The current reality, however, is that the burden of safety has been privatized. The individual homeowner has become the de facto quality control manager, bearing the financial and mental stress of ensuring their family’s water is safe. The RO technician has, ironically, become the most visible inspector of our public water system, his serviced filter a damning report card.

So, what can be done? The concerned departments must step up and provide the reassurance citizens desperately need. This requires:

A Public Communication Campaign: Clearly outlining the steps taken to ensure water safety, the challenges faced, and the standards they are working to meet.
· Investing in the Last Mile: A focused effort to replace aging, leaking pipelines that introduce contaminants post-treatment.
· Public Data Platforms: Publishing easy-to-understand water quality data for different zones online, allowing citizens to see for themselves.
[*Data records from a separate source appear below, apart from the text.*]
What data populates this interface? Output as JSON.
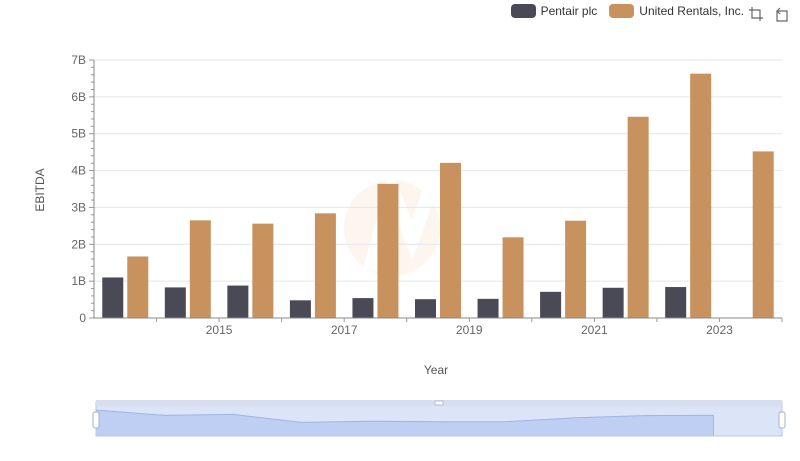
{
  "legend": [
    {
      "name": "Pentair plc",
      "color": "#4a4a56"
    },
    {
      "name": "United Rentals, Inc.",
      "color": "#c8925e"
    }
  ],
  "toolbox": {
    "zoom_icon": "zoom-icon",
    "reset_icon": "restore-icon"
  },
  "chart_data": {
    "type": "bar",
    "title": "",
    "xlabel": "Year",
    "ylabel": "EBITDA",
    "x": [
      2014,
      2015,
      2016,
      2017,
      2018,
      2019,
      2020,
      2021,
      2022,
      2023,
      2024
    ],
    "x_tick_labels": [
      "2015",
      "2017",
      "2019",
      "2021",
      "2023"
    ],
    "y_tick_labels": [
      "0",
      "1B",
      "2B",
      "3B",
      "4B",
      "5B",
      "6B",
      "7B"
    ],
    "ylim": [
      0,
      7000000000
    ],
    "grid": true,
    "legend_position": "top-right",
    "series": [
      {
        "name": "Pentair plc",
        "color": "#4a4a56",
        "values": [
          1100000000,
          830000000,
          880000000,
          480000000,
          540000000,
          510000000,
          520000000,
          710000000,
          820000000,
          840000000,
          null
        ]
      },
      {
        "name": "United Rentals, Inc.",
        "color": "#c8925e",
        "values": [
          1670000000,
          2650000000,
          2560000000,
          2840000000,
          3640000000,
          4210000000,
          2190000000,
          2640000000,
          5460000000,
          6630000000,
          4520000000
        ]
      }
    ],
    "zoom_slider": {
      "start_fraction": 0,
      "end_fraction": 1
    }
  }
}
Citizens, too, have a role. Resident Welfare Associations can collectively demand accountability and testing reports. Individuals can insist on understanding the source of their water and the treatment it undergoes.

The glass of water you drink should not be a source of anxiety. The sight of a mud-filled filter is not just your problem; it is a symptom of a systemic failure. The right to safe water is non-negotiable. It is time for the concerned departments to reclaim their responsibility, to fix the pipes and the processes, and to provide citizens with the only assurance that truly matters: the confidence that the water flowing from their tap is, and will always be, safe to drink. The assurance must move from the private RO technician’s diagnosis to a public guarantee.

The columnist is a public health expert and a writer.